The book entitled Direct democracies has just been published in French following several others is situated in the context of a broad demand for direct democracy in France since the end of 2018. It highlights two aspects of these demands that I contributed to formulate: on the one hand, the fact that direct democracy is part of a tradition of expanding political rights (and not just a new democratic tool) and, on the other hand, this expansion is only meaningful if it impacts constitutional norms (and not just ordinary law). I summarise this view in what follows.
Throughout history, democratisation waves have been marked by an expansion of rights. A political right restricted to a handful of people is then progressively extended to the whole population. This expansion significatively contributes to a dilution of political power and to a greater capacity of the governed to control the governors. This was the case for civil rights, and then for the right of suffrage.
Introducing direct democracy is a new phase in the expansion of political rights: it consists in extending the right of initiative and veto on laws, held by a very small minority of people, to the whole electorate.
The initiative of laws consists in having the formal right to submit a bill for consideration. In parliamentary systems, only the government and parliament have this right - a few hundred people in a society of several million. Direct democracy extends this right to the entire electorate. Each citizen can initiate a proposal if she manages to gather the support of enough fellow citizens. This right is called by different names in different countries: "popular initiative", "citizens' initiative" or "direct initiative".
The right to veto is the right to review proposed legislation to then accept or reject it. In parliamentary systems, only parliamentarians have this right. In direct democracy, the entire electorate is entitled to do so, in the form of a referendum. This referendum can be triggered by a petition - in which case it is facultative - or it can be triggered automatically when the law passes through parliament and thus becomes obligatory.
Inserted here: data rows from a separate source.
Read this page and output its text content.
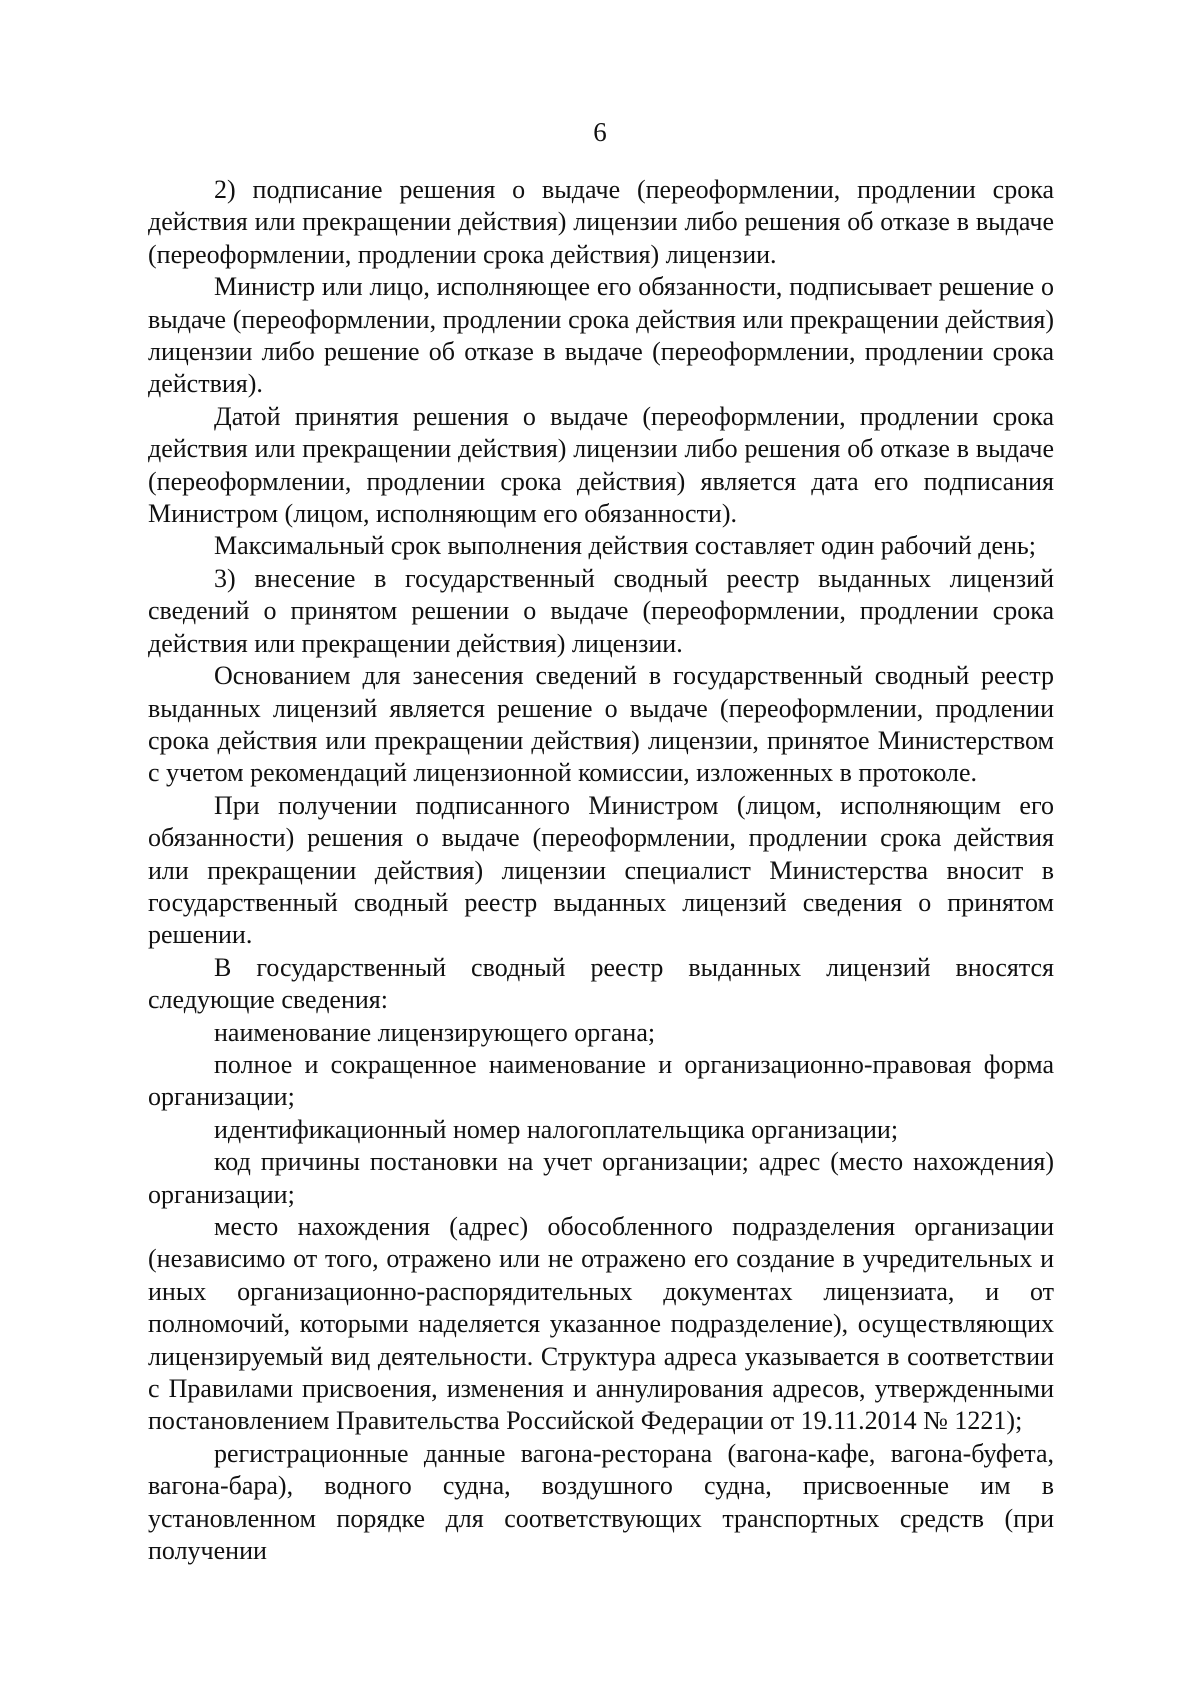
6

2) подписание решения о выдаче (переоформлении, продлении срока действия или прекращении действия) лицензии либо решения об отказе в выдаче (переоформлении, продлении срока действия) лицензии.

Министр или лицо, исполняющее его обязанности, подписывает решение о выдаче (переоформлении, продлении срока действия или прекращении действия) лицензии либо решение об отказе в выдаче (переоформлении, продлении срока действия).

Датой принятия решения о выдаче (переоформлении, продлении срока действия или прекращении действия) лицензии либо решения об отказе в выдаче (переоформлении, продлении срока действия) является дата его подписания Министром (лицом, исполняющим его обязанности).

Максимальный срок выполнения действия составляет один рабочий день;

3) внесение в государственный сводный реестр выданных лицензий сведений о принятом решении о выдаче (переоформлении, продлении срока действия или прекращении действия) лицензии.

Основанием для занесения сведений в государственный сводный реестр выданных лицензий является решение о выдаче (переоформлении, продлении срока действия или прекращении действия) лицензии, принятое Министерством с учетом рекомендаций лицензионной комиссии, изложенных в протоколе.

При получении подписанного Министром (лицом, исполняющим его обязанности) решения о выдаче (переоформлении, продлении срока действия или прекращении действия) лицензии специалист Министерства вносит в государственный сводный реестр выданных лицензий сведения о принятом решении.

В государственный сводный реестр выданных лицензий вносятся следующие сведения:

наименование лицензирующего органа;

полное и сокращенное наименование и организационно-правовая форма организации;

идентификационный номер налогоплательщика организации;

код причины постановки на учет организации; адрес (место нахождения) организации;

место нахождения (адрес) обособленного подразделения организации (независимо от того, отражено или не отражено его создание в учредительных и иных организационно-распорядительных документах лицензиата, и от полномочий, которыми наделяется указанное подразделение), осуществляющих лицензируемый вид деятельности. Структура адреса указывается в соответствии с Правилами присвоения, изменения и аннулирования адресов, утвержденными постановлением Правительства Российской Федерации от 19.11.2014 № 1221);

регистрационные данные вагона-ресторана (вагона-кафе, вагона-буфета, вагона-бара), водного судна, воздушного судна, присвоенные им в установленном порядке для соответствующих транспортных средств (при получении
The first wave of democratisation by direct democracy took place between 1880 and 1930. In many countries this popular demand was channelled into influent political parties, sometimes socialist, sometimes liberal, sometimes christian, or already populist. In several countries direct democracy was born and has remained since then a central institution influencing the balance of power: Switzerland, several states of the United States, Uruguay or Liechtenstein. In other countries, its development was swept away by wars and their consequences, for example in Latvia or Germany. In Sweden, a direct democracy at the local level was traded for an extension of the right to vote. Despite the influence of Nicolas de Condorcet, who helped to introduce it in the constitution of the year I, as well as the publication in French of the influential manifesto of Moritz Rittinghausen in 1852, the French-speaking world (apart from French-speaking Switzerland) remained outside this first wave.
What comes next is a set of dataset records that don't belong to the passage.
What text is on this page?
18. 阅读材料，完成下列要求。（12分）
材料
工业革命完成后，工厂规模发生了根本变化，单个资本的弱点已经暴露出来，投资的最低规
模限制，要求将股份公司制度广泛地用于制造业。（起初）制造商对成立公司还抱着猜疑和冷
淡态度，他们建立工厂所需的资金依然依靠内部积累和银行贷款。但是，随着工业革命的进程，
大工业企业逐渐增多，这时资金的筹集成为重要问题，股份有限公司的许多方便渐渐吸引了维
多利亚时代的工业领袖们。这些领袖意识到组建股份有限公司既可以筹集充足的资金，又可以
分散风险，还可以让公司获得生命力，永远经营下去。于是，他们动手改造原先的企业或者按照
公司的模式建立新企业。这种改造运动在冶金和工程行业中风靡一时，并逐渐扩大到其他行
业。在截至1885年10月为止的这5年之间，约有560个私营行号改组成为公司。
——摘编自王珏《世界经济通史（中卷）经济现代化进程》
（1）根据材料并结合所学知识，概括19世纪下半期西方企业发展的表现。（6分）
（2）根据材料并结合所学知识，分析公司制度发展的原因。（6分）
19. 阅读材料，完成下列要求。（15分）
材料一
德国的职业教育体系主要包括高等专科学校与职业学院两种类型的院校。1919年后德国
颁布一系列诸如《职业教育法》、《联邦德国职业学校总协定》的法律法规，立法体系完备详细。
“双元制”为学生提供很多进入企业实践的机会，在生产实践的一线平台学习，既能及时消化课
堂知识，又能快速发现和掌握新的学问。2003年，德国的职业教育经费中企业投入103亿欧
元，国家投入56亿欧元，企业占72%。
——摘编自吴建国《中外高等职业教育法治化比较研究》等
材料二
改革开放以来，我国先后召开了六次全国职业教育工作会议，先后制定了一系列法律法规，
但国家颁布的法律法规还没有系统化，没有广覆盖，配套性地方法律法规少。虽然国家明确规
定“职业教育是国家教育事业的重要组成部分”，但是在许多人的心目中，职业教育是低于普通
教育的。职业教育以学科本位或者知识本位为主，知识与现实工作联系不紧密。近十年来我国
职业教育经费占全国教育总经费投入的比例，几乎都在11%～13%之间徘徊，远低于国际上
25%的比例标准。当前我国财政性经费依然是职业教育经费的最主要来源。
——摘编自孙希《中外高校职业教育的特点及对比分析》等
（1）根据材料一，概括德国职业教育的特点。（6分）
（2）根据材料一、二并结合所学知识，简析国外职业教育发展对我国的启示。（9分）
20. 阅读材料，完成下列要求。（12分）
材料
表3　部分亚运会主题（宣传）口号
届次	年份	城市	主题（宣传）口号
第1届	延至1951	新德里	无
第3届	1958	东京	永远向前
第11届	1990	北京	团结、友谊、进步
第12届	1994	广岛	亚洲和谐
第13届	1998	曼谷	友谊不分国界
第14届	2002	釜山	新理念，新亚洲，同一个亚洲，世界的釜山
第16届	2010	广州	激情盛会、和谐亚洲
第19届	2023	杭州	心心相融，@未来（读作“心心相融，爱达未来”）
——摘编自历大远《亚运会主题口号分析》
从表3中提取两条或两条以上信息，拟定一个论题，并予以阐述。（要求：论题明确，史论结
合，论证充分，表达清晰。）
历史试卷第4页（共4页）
After the Second World War, the conflict between parliamentary and totalitarian regimes undermined direct democratic claims. It is no coincidence that after the fall of communism in the early 1990s, direct democracy became an important issue again. Most political systems in Latin America and Eastern Europe introduced direct-democratic procedures into their constitutions, followed by a few states in Asia and Africa. In almost all countries of the world, the introduction of direct democracy is supported by large majorities of citizens. Yet this second wave of direct democracy diffusion is not like the first. Where the procedures instituted between 1890 and 1910 quickly led to very significant political changes - among them major institutional, labour law and penal system reforms - the institutions set up a hundred years later failed to play a significant role in national politics, with perhaps the only exception being Taiwan. Why was the second wave so ineffective?
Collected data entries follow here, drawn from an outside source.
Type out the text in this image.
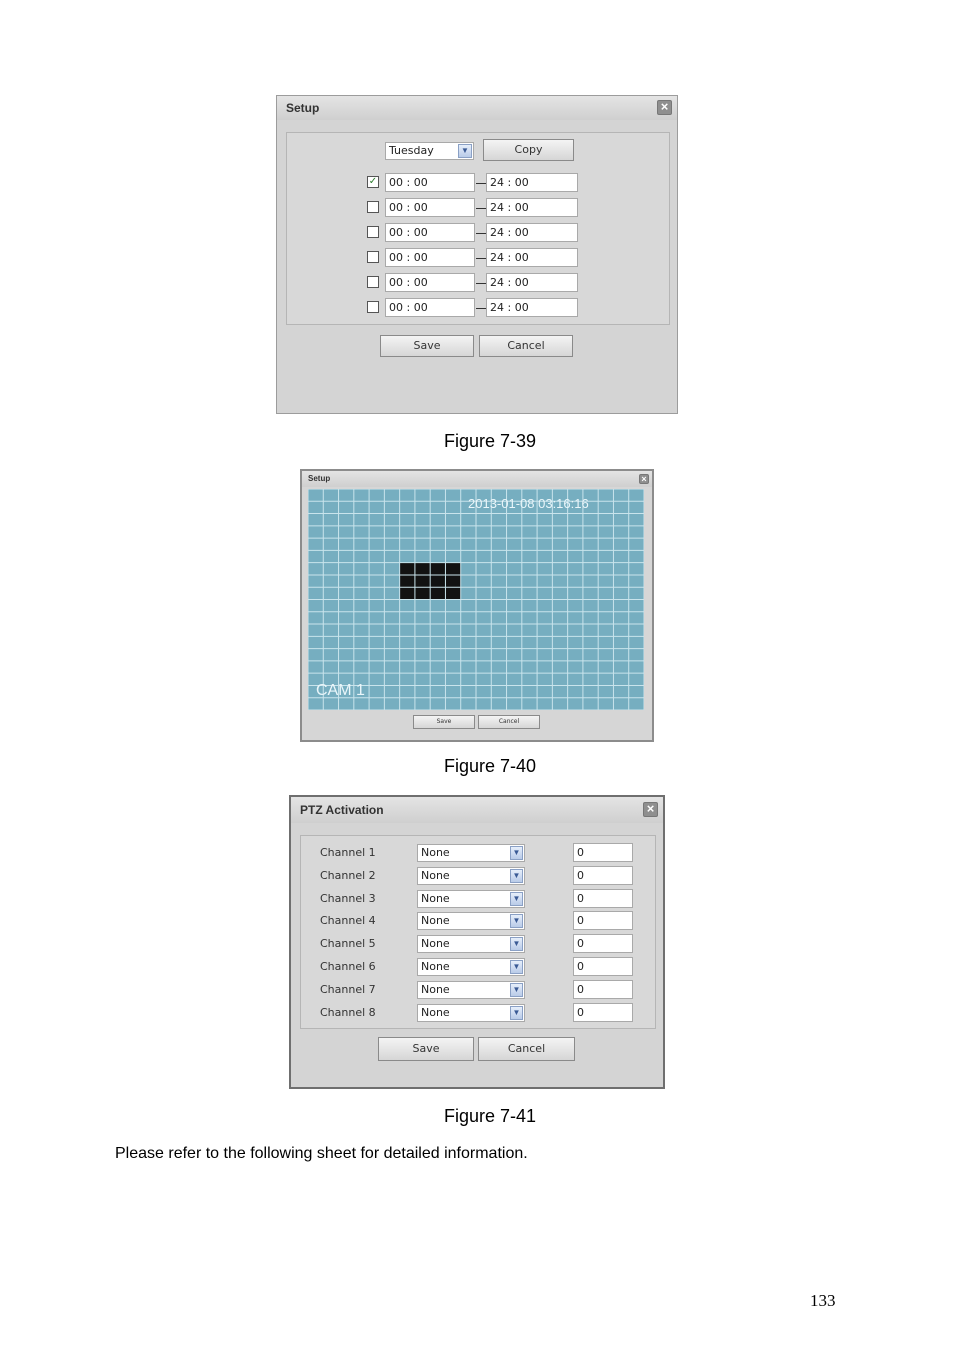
Setup	×
Tuesday	▼	Copy
Save	Cancel
✓	00 : 00	24 : 00
00 : 00	24 : 00
00 : 00	24 : 00
00 : 00	24 : 00
00 : 00	24 : 00
00 : 00	24 : 00
Figure 7-39
Setup	×
2013-01-08 03:16:16
CAM 1
Save	Cancel
Figure 7-40
PTZ Activation	×
Save	Cancel
Channel 1	None	▼	0
Channel 2	None	▼	0
Channel 3	None	▼	0
Channel 4	None	▼	0
Channel 5	None	▼	0
Channel 6	None	▼	0
Channel 7	None	▼	0
Channel 8	None	▼	0
Figure 7-41
Please refer to the following sheet for detailed information.
133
The answer is simple. All countries that have direct-democratic procedures from the first wave allow their citizens to directly change their constitution. However, almost none of the regimes that introduced these direct-democratic procedures after the Second World War allow their use at the constitutional level. The rare exceptions, such as the Philippines or Bolivia, set prohibitive thresholds for signatures and constraints on their collection.
Direct constitutional control gives precedence to decisions taken directly by citizens over decisions taken by their representatives. This does not prevent MPs from doing most of the work, but it does allow citizens to have control over the rules of the game, the major orientations of the country, as well as over legislative adjustments that force parliament to remain close to the opinions of the governed. For these reasons, the direct control of the constitution produces a specific regime where, unlike parliamentary regimes, the parliament no longer has the last word. This regime produces consequences that are well known in the scientific literature: a more independent legal and administrative system, a reduction in public debt, more inclusive democratic institutions, and better-informed citizens who are more aware of their rights. These virtuous effects are absent when direct-democratic procedures focus only on ordinary legislation and the constitution remains under the control of parliament. The system then remains parliamentary.
This distinction characterises the demands made in France over the past three years for a "constituent citizens’ initiated referendum". Things can change today, and this requires a better dissemination in French of what we know today about the functioning of direct democracy.